По ви́дению каждый день без устали повторяли, что люди расплодились и притесняют другие расы. Особенно громко об ущемлении прав заявляли утопающие в роскоши эльфы, никогда не знавшие черной работы и наверняка постоянно летавшие на личных дирижаблях. Однако в трамвайной толкучке мне казалось, что притесняют, причем и в прямом, и в переносном смысле этого слова, исключительно меня – худенькую барышню среднего роста в неудобных туфлях и узкой юбке.
Наконец мы остановились напротив большой площади, где многоликий океан тек к каменной башенке городской подземки, над крышей которой светилась строгая литера «П». Народ качнулся. Я в последний раз уткнулась носом в низкое декольте соседки и, пока не получила по лбу, ринулась через открытые двери на свежий воздух.
– Сегодня Мировой магический совет принимает закон о контроле над рождаемостью в человеческих семьях! – заорал в ухо усатый разносчик газет. Через его согнутую руку были перекинуты все еще пахнущие типографской краской газетные листы.
Непроизвольно я отшатнулась от крикуна, и тут же кто-то подленько наступил мне на задник туфли. Стоило оглянуться со свирепым видом, как взгляд уткнулся в знакомую розовую кофточку. Дамочка-тролль, определенно желая поскандалить, многозначительно изогнула выщипанную бровь. К сожалению, мы находились в «разных весовых категориях», как сказал бы мой отец, бывший страж, вышедший в отставку по выслуге лет. В общем, ход и итог поединка легко предсказывались.
– Ничего страшного, – фальшиво улыбнулась я.
В подземке гуляли сквозняки, пахло сыростью, все вокруг пропитал прогорклый запах угля. Изнутри станция напоминала сумрачную сводчатую пещеру. На самом видном месте в воздухе мерцал морок большого магического экрана со сводкой погоды в тоннелях и на платформах.
«Уважаемые пассажиры! Будьте осторожны! Сегодня густой туман!» – гласили крупные светящиеся буквы.

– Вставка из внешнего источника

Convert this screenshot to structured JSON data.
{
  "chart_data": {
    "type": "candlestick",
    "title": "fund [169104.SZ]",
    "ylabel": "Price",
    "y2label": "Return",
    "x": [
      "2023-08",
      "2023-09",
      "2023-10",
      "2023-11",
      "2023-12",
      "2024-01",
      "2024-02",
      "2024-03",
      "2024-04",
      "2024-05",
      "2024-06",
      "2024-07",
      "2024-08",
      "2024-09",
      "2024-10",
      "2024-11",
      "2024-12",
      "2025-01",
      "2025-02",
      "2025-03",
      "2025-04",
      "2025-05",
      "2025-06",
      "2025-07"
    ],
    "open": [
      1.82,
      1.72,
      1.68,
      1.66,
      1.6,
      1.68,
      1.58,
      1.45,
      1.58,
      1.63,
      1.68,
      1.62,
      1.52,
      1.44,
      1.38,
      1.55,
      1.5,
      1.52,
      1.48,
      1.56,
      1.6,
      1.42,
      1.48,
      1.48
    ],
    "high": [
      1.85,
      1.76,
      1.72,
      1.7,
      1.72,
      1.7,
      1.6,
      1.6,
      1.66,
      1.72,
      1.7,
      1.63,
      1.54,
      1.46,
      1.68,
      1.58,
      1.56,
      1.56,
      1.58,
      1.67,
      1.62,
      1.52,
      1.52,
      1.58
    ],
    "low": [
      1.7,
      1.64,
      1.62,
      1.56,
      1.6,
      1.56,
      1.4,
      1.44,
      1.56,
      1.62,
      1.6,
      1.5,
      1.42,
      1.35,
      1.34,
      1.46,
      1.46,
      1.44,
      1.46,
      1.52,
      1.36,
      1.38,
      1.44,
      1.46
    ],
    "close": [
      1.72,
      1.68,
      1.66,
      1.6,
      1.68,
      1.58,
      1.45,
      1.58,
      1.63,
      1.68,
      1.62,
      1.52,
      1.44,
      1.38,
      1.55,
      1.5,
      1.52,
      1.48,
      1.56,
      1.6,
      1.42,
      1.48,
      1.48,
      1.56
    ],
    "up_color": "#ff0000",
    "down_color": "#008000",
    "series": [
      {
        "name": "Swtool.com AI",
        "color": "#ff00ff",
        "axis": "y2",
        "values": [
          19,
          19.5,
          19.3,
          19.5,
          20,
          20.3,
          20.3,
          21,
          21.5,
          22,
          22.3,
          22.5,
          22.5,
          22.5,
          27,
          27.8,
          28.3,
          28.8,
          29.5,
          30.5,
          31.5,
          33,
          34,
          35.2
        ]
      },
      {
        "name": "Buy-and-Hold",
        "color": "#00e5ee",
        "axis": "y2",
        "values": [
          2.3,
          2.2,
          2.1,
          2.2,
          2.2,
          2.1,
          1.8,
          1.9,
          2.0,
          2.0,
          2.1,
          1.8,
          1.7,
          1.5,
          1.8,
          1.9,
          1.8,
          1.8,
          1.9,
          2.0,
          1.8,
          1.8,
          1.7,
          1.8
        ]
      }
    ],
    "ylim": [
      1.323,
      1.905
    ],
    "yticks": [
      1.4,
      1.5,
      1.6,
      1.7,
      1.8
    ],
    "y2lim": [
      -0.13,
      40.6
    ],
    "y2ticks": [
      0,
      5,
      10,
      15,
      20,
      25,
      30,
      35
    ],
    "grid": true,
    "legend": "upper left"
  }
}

Ниже шла мелкая строчка: «Приносим свои извинения за доставленные неудобства!»
Мысленно я добавила: «А также за сломанные каблуки, порезанные гоблинами-карманниками сумки и травмированные ноги, потому что мы не успели убрать после вчерашнего камнепада».
Впрочем, туман был предпочтительнее отключения света – оно стихийным бедствием грянуло в понедельник. В то черное утро яркие магические огни безуспешно заменили факелами, но темнота исключительно пагубно сказалась на моем имуществе суммой в десять целковых.
На платформу народ спускали лифтовые кабинки, похожие на клетки с деревянными лавками. Заскочив в одну из них, я получила чувствительный удар дверью по мягкому месту и, охнув, плюхнулась на скамью рядом с аггелицей. Пассажиры тесной кабинки отчаянно делали вид, что близость опасного создания их нисколечко не смущает, но в воздухе все равно ощущалась нервозность.
После Мировой войны аггелы2, обладатели магии огня, превратились в изгоев. Их боялись, сторонились и еще в детстве клеймили особой печатью, перекрывающей магический дар. Чтобы не было повадно выступать на стороне зла, в смысле на стороне Черного диктатора.
Исподтишка я покосилась на соседку. Красная кожа, желтые глаза с кокетливыми стрелочками. Из-под густых каштановых прядей высовывались маленькие круглые рожки. Длинные пальцы с черными от природы ногтями выстукивали по сгибу руки какой-то мотивчик. Модный узкий пиджак вызывал зависть, только вот гладкий хвост, обернутый вокруг руки, смущал. Не то чтобы я против хвостов…
Видимо, нервы у нее были покрепче многих. Она будто бы не замечала коллективной оторопи курятника, состоящего из приличных фейри, и с непроницаемым видом рассматривала на стене морок улыбчивой нимфы, рекламирующей карту сберегательного банка.
Клетка между тем дернулась, и мы ухнули в пропасть. Застонали тросы. От стремительного падения подвело живот, растрепались волосы.
Внизу разливался молочно-белый туман, превращавший подземелье в сумеречный мир. Пассажиры стали походить на бестелесных призраков, побледнели краски. То и дело кто-нибудь спотыкался и с головой нырял в густую туманную завесу. Потом выныривал, с дурацким видом оглядывался вокруг, поспешно оправлял одежду.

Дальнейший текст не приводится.